Elements of a Copyright Infringement Claim

A copyright protects creative expressions of an idea, but not the idea itself.  This unclear distinction often gives rise to copyright disputes, and it influenced the court’s decision in this case as well.  To establish a valid copyright infringement claim, a plaintiff must prove first that he is the owner of a valid copyright and second that the defendant copied the protectable elements in the copyrighted work.


  1. The Plaintiff Owns a Valid Copyright in the Disputed Work

The first element requires an original work of authorship created by the plaintiff, fixed in some tangible medium, containing some modicum of creativity.  The Ninth Circuit found that Rentmeester met this element: his work was original, fixed in the tangible medium of the photograph, and contained sufficiently creative expressive elements.  The Ninth Circuit was satisfied that Rentmeester’s decisions about Jordan’s pose, the camera’s angle and shutter speed, and the use of strobe lights to generate contrast, combined to create sufficiently creative elements of expression.


  1. The Defendant Copied the Protectable Elements of the Disputed Work

The second element requires proof of copying by the defendant, because a defendant’s independent creation of a similar work is a perfect defense to a claim of infringement.  A plaintiff can prove this element either through direct evidence of copying or through a rebuttable presumption that copying occurred, by providing evidence that the defendant had access to the plaintiff’s work and that the defendant’s work is substantially similar to the plaintiff’s.  A second question in establishing this element is whether the copying constituted unlawful appropriation of the protected expression in the plaintiff’s work.


For Rentmeester, the court found that Nike had access to Rentmeester’s work – the two parties had previously agreed to a limited licensing deal whereby Rentmeester provided color transparencies of the photograph to Nike.  Additionally, the court determined that the similarities between Rentmeester’s photograph and Nike’s “Jumpman” were sufficient to create a rebuttable presumption of copying.  However, Rentmeester still needed to demonstrate that the copying was of the expressive elements of his work.

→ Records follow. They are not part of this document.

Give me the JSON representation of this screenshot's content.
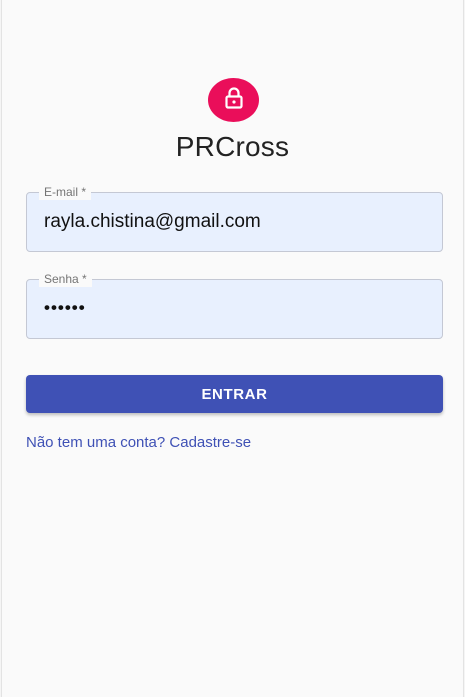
{
  "app": {
    "title": "PRCross"
  },
  "header": {
    "icon": "lock-icon"
  },
  "form": {
    "email": {
      "label": "E-mail *",
      "value": "rayla.chistina@gmail.com"
    },
    "password": {
      "label": "Senha *",
      "value": "••••••"
    },
    "submit_label": "ENTRAR",
    "signup_link": "Não tem uma conta? Cadastre-se"
  },
  "colors": {
    "accent": "#3f51b5",
    "avatar": "#ea0e5a",
    "input_background": "#e8f0fe"
  }
}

Technical Foul, Plaintiff: Failure to Fully Meet the Second Element

The court found that Rentmeester’s claim failed at this final question – Nike’s “Jumpman Logo” did not copy the expressive elements of Rentmeester’s work.  Unlike other media, a photograph cannot readily be dissected into its component elements.  Further, each element of a photograph (subject matter, pose, camera angle, lighting, focal length, etc.) is not independently protectable.  It is in the selection and arrangement of these individual elements where a photographer’s expressive choices can be protected by copyright.


Here, the court found that Nike’s photographer, who composed the photograph that would later become the model for the “Jumpman Logo,” did not copy the protectable expressive elements of Rentmeester’s photograph.  Although Nike did copy the general idea of Rentmeester’s work – an airborne Michael Jordan dunking a basketball – the distinct expressive elements of Nike’s photograph were sufficiently different.  The court focused on the differences in the subject’s particular pose, the background setting, and the size of Jordan’s figure in the overall frame of the photograph.  The court concluded that because Nike’s photograph did not infringe on Rentmeester’s copyright, the “Jumpman Logo” based on that photograph also did not infringe.


Game, set, match.  Oh wait, that’s the wrong sport.